The charge stormed across the stream, scores of men falling, but more and more gaining the opposite shore. From out of the thin band of trees, a scattering of Yankees emerged, running back to their mounts, followed seconds later by a gray-and-butternut swarm. Most of the troopers gained their mounts, leaping into saddles, spurring horses, but more than one fell in the excitement, or jumped astride a horse that was so worn it could barely get up to a canter before its rider was dropped.

"Let's go," Pete announced and he came out of the wood-lot, Hood by his side, and raced down the slope, avoiding the road, which was littered with the wounded, dead, and dying.

Reaching the stream, he let his horse drink for a moment. It was a grim landscape. A couple of hundred casualties at the very least Bodies floated in the stream, plumes of pink spreading from them. Exhausted men lay on both shores, pushed to the limit by the long march, the heat and this short but deadly fight He crossed the stream, his mount slipping as it struggled to get up the muddy bank.

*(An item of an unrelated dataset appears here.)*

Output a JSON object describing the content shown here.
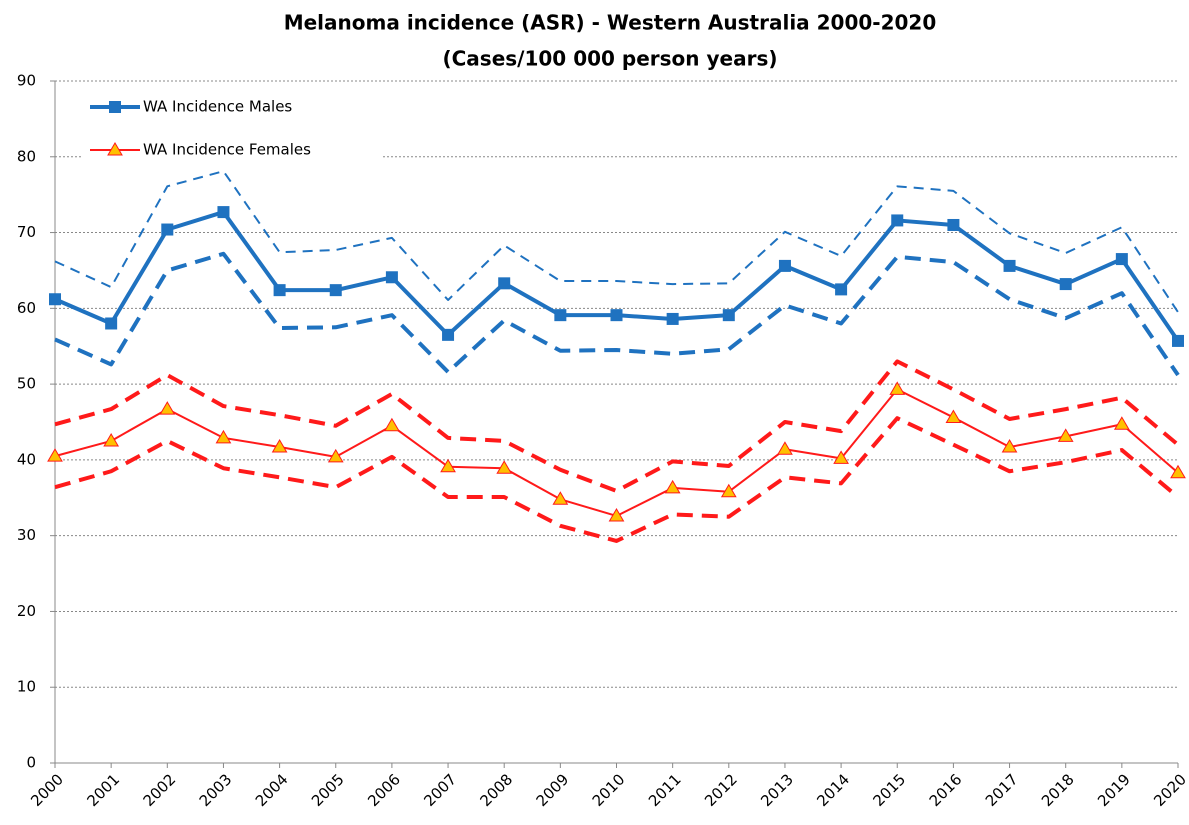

The battle was sweeping up the gentle slope ahead, a strange sight exhausted infantry pursuing equally exhausted cavalry. If he had but one regiment of fresh mounted troopers, he could bag the whole lot in front of him.

He pushed on, following the skirmishers advancing up the slope and onto the high footing beyond Atop the crest the ragged line had halted and were blazing away, men shouting, loading frantically. Gaining the line, he saw their target. Hundreds of Yankee troopers were falling back, crowding the pike, all semblance of order gone, streaming toward the rear now that they were outflanked.

The volume of fighting down at the main bridge was beginning to drop off. They were giving up, pulling back. The sight filled him with frustration. They were getting away, damn it. But he could sense that this unit was beaten.

Long minutes passed, his skirmishers engaging at a range of several hundred yards, not feeling strong enough to try and push forward and close. Finally another regiment came up, men staggering as they deployed into a heavy battle line and at last began to squeeze in on the pike.

A final determined band came up the road when they were less than a hundred yards away from the burning farmhouse. A volley dropped several men as the last of the troopers veered off, cutting out into the open fields beyond.

His skirmishers finally closed on the main road, and a hoarse cheer rose up as they greeted troops from Law's brigade coming up from the main bridge.

Anderson, who had been on the skirmish line, came back, features pale, obviously on the edge of dropping from heat exhaustion. "Sir, you'd better come over here."

Pete followed the brigade commander over to the burning farmhouse. Half a hundred wounded and dead troopers were on the front lawn. A surgeon, aided by a lone woman, with two small children clinging to her side, stood at the busted gate.

The surgeon looked up coldly at Pete, who stiffened and saluted.

"My surgeons will be up shortly. We'll establish our hospital here, and your men will be tended to also, Doctor." The surgeon said nothing.

Anderson motioned to one of the bodies. "Sir, that's Buford," Anderson announced.

Pete sighed, dismounted, went up to his old comrade, and knelt down. He wasn't sure if John was alive or not The wound was ghastly, through the lungs.

He wasn't good at moments like this. Bad enough when it was your own men. Harder though when it was someone from long ago, now on the other side, and it was you who'd done it to him.

John opened his eyes. "We have to hold," John whispered.

"You did, John. You did just fine." "Pete? Is that you?" "Yes, John, it's Pete." Buford sighed, closed his eyes. "I'm sorry, John; it had to be done." But Buford was gone.

General Longstreet stood up, catching the cold gaze of the woman standing protectively over the body. "Your house, ma'am?" "Yes."

"My apologies, ma'am. My quartermaster will give you a voucher for payment I pray that you and your family are safe."

"My husband isn't. He died at Gaines Mills," she paused, "fighting on your side."

There was nothing he could say.

He turned away, walking back out to the road. Men from Law's and Anderson's brigades were forming up, gathering beneath their standards on the far side of the road. They were finished for now, played out and needed several hours' rest before he could push them again.